No Slack, participated in World War II and Vietnam. Also, as the eyes of our nation watched, they escorted the “Little Rock Nine” to school during the height of the Civil Rights era. Even with this inspirational heritage, the unit and Justin were not prepared for the challenges awaiting them in this mountainous terrain. The battalion arrived in Kunar Province, Afghanistan, which is notorious for fundamentalist abuse and guerrilla warfare. Shortly after arrival, a successful suicide bombing attack was carried out by a fourteen year­ old girl. This was only the beginning of the horrors; No Slack would lose ten lives within the first few months.

In order to change their defensive position, the unit initiates Operation Strong Eagle. Due to the impassible nature of the terrain, the Taliban has their stronghold at the other end of a valley. Strong Eagle’s objective had been attempted by Soviet Russia unsuccessfully. The generations of experience the Taliban possessed made this target nearly impossible. They are aware that capturing the valley is ambitious. No Slack faces positive and negative emotional extremes: Captain Kevin Mott, after being shot in the head, survives a fall ten stories down a mountain, a U.S. fighter plane mistakes a target and drops a bomb near the group without fatalities, and two soldiers are tragically lost. Qari Zar Rahman, the Taliban’s commander, launches attacks in retaliation of Operation Strong Eagle.

As the fighting continues more lives are lost and one soldier must exhibit inhuman bravery in order to keep a promise to his mother; he must return his fallen fellow soldier and biological brother home, later returning to assume his brother’s position in the unit. Afterward, other wounded soldiers return to No Slack due to brotherhood and an unspoken loyalty to each other. Two weeks before the scheduled return home, No Slack begins their most daunting mission to date. Operation Strong Eagle III serves as a follow­up mission attempting to take the Taliban’s new headquarters. This is one of the largest battles fought by Americans in the war; No Slack loses six more soldiers during this operation.
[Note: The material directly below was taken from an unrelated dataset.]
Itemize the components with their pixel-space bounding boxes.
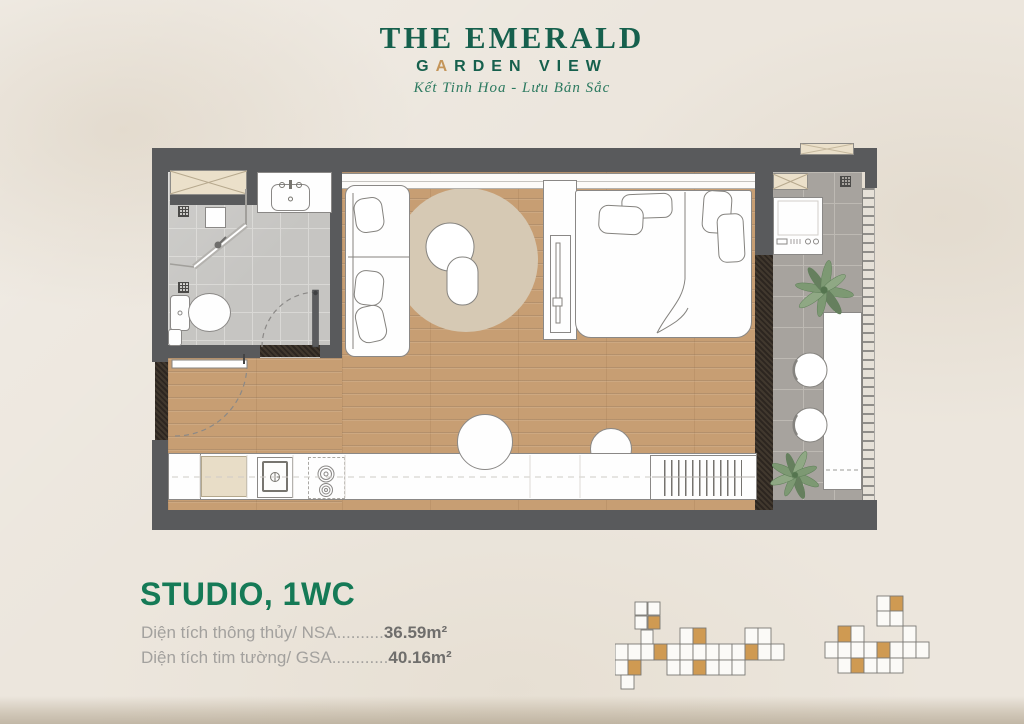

While Justin and fellow No Slackers talk through the reality of their postwar lives they make a peculiar discovery. Almost all of the men that died, did so while trying to save or protect another. Through discussing their fears, pains, and triumphs the unit is able to begin a new journey, one illuminated by the selfless acts of their comrades. The 101st Airborne Division, 2/327th Infantry Battalion, begins their most challenging mission with a lantern lighting ceremony. All present at the event make a silent promise to each other and their fallen brothers families, that in publicly sharing their painful truths others are encouraged to join them in their sense of kinship. The units final battle is to make sure no veteran faces the unimaginable hardship of PTSD and depression alone.


“Beyond simply making a film, my goal is to save lives.” – Justin Roberts

Chaplain Justin Rogers

Justin Roberts

…began his career as an Army Chaplain after graduating with a bachelors in Speech and Communication from McNeese State University in Lake Charles, Louisiana. Also, he received a double masters from Dallas Theological Seminary. Justin and his wife Magen Roberts have one daughter, Gwenyth Rose. They currently live in Lake Charles, Louisiana. As a young person, Justin Roberts was drawn to serve by powerful influences in his life, specifically in military and religious fields. Also, he was drawn to media arts and communication. Later, combining all of his passions, he discovered the path that would lead to the film: No Greater Love.